Enfin, pour ne pas démentir combien Tocqueville a su deviner l’avenir, et non seulement la guerre de Sécession mais les mœurs françaises d’aujourd’hui, et peut-être même les mœurs majoritaires de la planète au XXIe siècle, je ne m’abstiendrai pas de citer abondamment, tant il me serait difficile de choisir parmi tant d’éloquences, les témoignages de sa faculté saisissante, où l’on trouvera que, rien que dans ce premier volume, l’auteur, manifestement sans volonté de médire ou de nuire et sans préjugé sur un régime qu’il n’a expérimenté qu’en touriste éclairé et qu’en ferme scientifique, indique avec perspicacité, dans une actualité aujourd’hui troublante, le caractère moral de la société mondialisée contemporaine.

 

            À suivre : Journal, Huguenin.

            

***

 

« La société est tranquille, non point parce qu’elle a la conscience de sa force et de son bien-être, mais au contraire parce qu’elle se croit faible et infirme ; elle craint de mourir en faisant un effort : chacun sent le mal, mais nul n’a le courage et l’énergie nécessaires pour chercher le mieux ; on a des désirs, des regrets, des chagrins et des joies qui ne produisent rien de visible, ni de durable, semblables à des passions de vieillards qui n’aboutissent qu’à l’impuissance. » (page 47)

« Que m’importe, après tout, qu’il y ait une autorité toujours sur pied, qui veille à ce que mes plaisirs soient tranquilles, qui vole au-devant de mes pas pour détourner tous les dangers, sans que j’aie même le besoin d’y songer ; si cette autorité, en même temps qu’elle ôte ainsi les moindres épines sur mon passage, est maîtresse absolue de ma liberté et de ma vie ; si elle monopolise le mouvement et l’existence à tel point qu’il faille que tout languisse autour d’elle quand elle languit, que tout dorme quand elle dort, que tout périsse si elle meurt ?

Il y a telles nations de l’Europe où l’habitant se considère comme une espèce de colon indifférent à la destinée du lieu qu’il habite.
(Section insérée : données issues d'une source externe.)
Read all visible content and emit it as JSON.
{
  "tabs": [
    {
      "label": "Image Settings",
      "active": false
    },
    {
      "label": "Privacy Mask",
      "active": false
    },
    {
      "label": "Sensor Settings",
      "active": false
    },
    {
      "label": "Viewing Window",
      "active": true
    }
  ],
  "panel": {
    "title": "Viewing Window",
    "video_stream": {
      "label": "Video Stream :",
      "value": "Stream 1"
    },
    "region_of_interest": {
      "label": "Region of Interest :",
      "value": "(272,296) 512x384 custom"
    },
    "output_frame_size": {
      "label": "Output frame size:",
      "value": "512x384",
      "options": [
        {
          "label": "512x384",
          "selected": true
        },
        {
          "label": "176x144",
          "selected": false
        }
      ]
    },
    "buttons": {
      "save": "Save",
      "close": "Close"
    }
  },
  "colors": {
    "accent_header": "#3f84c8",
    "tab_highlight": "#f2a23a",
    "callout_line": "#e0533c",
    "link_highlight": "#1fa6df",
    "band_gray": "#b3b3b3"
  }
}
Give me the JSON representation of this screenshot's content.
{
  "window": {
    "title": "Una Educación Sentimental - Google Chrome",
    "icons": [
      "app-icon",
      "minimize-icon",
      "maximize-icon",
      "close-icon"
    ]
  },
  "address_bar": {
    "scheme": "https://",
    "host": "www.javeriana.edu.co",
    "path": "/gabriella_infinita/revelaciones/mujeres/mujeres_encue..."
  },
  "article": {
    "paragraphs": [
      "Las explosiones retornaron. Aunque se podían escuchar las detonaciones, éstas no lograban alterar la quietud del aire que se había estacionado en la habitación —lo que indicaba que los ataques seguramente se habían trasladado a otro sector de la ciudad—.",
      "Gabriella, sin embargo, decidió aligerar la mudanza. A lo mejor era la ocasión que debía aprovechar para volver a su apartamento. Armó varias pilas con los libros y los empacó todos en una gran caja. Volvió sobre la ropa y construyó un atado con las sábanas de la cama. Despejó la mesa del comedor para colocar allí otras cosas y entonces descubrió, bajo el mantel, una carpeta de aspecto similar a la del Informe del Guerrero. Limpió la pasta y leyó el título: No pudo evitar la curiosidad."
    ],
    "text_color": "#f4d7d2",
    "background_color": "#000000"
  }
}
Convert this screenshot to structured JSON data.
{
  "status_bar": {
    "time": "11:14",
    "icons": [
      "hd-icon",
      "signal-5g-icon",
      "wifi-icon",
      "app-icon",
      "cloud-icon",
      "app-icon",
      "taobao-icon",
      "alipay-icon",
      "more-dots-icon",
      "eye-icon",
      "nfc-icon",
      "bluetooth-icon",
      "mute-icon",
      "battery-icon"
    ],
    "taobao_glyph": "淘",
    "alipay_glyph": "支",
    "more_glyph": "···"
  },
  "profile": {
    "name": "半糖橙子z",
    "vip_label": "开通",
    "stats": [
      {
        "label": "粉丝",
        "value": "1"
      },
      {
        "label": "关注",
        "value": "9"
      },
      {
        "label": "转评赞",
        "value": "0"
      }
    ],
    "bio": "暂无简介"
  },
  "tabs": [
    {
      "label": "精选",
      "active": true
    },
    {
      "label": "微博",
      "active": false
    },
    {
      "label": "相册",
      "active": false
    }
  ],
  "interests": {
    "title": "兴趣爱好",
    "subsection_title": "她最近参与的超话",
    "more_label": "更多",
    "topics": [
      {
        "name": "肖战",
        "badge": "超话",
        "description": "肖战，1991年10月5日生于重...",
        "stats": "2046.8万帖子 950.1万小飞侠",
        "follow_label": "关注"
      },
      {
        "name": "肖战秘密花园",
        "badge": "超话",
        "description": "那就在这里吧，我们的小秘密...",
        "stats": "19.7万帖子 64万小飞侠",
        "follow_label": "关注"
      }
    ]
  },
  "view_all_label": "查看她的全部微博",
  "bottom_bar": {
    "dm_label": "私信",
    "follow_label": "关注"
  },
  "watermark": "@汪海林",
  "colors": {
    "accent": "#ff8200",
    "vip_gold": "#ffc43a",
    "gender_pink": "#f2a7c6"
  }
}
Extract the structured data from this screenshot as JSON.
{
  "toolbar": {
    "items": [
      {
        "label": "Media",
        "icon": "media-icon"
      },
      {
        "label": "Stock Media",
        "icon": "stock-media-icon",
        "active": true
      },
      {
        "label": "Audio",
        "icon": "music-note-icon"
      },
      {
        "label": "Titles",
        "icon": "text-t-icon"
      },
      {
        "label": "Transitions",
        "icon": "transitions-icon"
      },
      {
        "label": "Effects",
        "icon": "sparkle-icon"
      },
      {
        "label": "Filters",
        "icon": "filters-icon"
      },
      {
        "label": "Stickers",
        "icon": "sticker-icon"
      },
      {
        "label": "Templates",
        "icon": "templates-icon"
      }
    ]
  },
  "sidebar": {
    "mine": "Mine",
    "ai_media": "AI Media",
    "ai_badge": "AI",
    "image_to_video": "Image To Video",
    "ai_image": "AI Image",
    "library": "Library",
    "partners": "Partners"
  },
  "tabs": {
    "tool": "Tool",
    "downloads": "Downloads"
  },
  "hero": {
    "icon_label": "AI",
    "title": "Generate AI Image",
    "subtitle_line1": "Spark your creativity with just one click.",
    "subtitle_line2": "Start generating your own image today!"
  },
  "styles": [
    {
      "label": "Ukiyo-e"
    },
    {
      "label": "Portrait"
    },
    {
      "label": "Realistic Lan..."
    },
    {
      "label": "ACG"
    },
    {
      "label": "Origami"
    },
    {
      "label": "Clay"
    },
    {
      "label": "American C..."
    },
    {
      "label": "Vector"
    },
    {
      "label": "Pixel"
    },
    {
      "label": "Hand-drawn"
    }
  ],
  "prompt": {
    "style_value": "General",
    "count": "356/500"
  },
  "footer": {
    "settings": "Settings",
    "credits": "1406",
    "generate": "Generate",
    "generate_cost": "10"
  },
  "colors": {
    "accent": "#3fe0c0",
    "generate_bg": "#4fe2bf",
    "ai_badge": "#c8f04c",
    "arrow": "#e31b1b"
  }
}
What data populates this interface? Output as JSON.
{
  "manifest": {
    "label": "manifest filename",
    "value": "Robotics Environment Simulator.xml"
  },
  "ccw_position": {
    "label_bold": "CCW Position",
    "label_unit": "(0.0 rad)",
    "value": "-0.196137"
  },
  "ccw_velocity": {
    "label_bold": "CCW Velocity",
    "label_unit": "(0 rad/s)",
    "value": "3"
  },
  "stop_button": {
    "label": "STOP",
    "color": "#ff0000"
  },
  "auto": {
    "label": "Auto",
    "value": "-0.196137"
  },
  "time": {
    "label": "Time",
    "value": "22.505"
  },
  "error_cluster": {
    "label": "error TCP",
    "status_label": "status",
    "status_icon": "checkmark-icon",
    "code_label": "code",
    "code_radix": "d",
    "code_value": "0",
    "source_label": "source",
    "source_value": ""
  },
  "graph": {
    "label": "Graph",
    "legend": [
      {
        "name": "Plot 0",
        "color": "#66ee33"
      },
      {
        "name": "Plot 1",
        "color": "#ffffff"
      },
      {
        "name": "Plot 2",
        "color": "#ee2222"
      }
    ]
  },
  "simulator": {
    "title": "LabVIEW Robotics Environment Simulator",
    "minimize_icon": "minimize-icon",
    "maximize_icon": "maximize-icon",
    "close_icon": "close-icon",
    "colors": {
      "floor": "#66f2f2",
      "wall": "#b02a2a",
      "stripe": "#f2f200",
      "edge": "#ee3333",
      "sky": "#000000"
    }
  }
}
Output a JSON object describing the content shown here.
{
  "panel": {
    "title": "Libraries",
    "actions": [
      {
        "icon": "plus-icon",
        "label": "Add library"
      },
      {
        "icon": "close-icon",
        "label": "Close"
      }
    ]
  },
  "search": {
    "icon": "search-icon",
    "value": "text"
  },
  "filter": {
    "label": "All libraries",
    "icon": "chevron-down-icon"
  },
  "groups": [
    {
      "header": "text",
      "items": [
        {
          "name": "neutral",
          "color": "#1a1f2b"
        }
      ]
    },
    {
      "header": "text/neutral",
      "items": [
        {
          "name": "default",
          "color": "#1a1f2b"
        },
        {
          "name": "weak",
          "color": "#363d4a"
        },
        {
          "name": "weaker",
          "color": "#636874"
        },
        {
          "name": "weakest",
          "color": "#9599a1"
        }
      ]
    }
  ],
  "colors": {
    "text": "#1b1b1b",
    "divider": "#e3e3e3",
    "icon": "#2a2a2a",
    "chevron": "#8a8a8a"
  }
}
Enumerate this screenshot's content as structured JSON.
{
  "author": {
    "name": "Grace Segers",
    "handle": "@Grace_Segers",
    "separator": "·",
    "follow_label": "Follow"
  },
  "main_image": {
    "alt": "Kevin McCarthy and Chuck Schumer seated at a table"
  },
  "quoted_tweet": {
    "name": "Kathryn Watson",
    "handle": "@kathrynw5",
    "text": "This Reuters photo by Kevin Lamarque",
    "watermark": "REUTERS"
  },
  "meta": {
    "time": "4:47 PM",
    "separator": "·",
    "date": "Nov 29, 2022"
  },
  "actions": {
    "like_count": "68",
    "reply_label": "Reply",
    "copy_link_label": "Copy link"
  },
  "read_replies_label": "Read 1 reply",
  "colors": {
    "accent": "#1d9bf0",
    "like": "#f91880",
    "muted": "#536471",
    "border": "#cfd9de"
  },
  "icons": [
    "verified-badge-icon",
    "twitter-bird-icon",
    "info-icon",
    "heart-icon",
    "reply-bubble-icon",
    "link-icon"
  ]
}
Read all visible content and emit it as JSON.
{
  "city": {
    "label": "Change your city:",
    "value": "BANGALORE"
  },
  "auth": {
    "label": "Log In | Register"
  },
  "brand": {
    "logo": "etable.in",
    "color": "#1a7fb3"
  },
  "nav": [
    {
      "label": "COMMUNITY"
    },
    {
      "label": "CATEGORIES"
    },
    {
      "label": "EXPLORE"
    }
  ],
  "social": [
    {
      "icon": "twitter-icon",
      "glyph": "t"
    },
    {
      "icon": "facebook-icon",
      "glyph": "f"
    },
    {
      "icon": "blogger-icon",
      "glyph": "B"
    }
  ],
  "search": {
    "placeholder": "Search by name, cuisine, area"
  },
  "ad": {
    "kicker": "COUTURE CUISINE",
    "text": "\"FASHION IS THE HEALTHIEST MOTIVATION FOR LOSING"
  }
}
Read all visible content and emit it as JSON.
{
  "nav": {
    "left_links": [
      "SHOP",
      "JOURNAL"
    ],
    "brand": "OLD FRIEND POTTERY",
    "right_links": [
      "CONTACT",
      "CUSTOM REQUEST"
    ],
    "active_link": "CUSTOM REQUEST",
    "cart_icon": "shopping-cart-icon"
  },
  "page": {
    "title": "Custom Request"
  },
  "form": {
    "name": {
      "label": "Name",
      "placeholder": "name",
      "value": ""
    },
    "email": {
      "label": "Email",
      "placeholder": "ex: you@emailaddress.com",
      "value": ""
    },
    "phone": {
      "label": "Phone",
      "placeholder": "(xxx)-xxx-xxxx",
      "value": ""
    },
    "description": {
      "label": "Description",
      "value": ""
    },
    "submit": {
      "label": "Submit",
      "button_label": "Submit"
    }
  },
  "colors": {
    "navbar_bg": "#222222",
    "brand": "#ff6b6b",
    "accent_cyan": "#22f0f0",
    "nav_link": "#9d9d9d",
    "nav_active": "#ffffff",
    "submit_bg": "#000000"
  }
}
Les plus grands changements surviennent dans son pays sans son concours ; il ne sait même pas précisément ce qui s’est passé ; il s’en doute, il a entendu raconter l’événement par hasard. Bien plus, la fortune de son village, la police de sa rue, le sort de son église et de son presbytère ne le touchent point ; il pense que toutes ces choses ne le regardent en aucune façon, et qu’elles appartiennent à un étranger puissant qu’on appelle le gouvernement. Ce désintéressement de soi-même va si loin que si sa propre sûreté ou celle de ses enfants est enfin compromise, au lieu de s’occuper d’éloigner le danger, il croise les bras pour attendre que la nation tout entière vienne à son aide. » (pages 157-158)

« Il est impossible de considérer la marche ordinaire des affaires aux États-Unis, sans s’apercevoir que le désir d’être réélu domine les pensées du président ; que toute la politique de son administration tend vers ce point ; que ses moindres démarches sont subordonnées à cet objet ; qu’à mesure surtout que le moment de la crise approche, l’intérêt individuel se substitue dans son esprit à l’intérêt général. » (page 215)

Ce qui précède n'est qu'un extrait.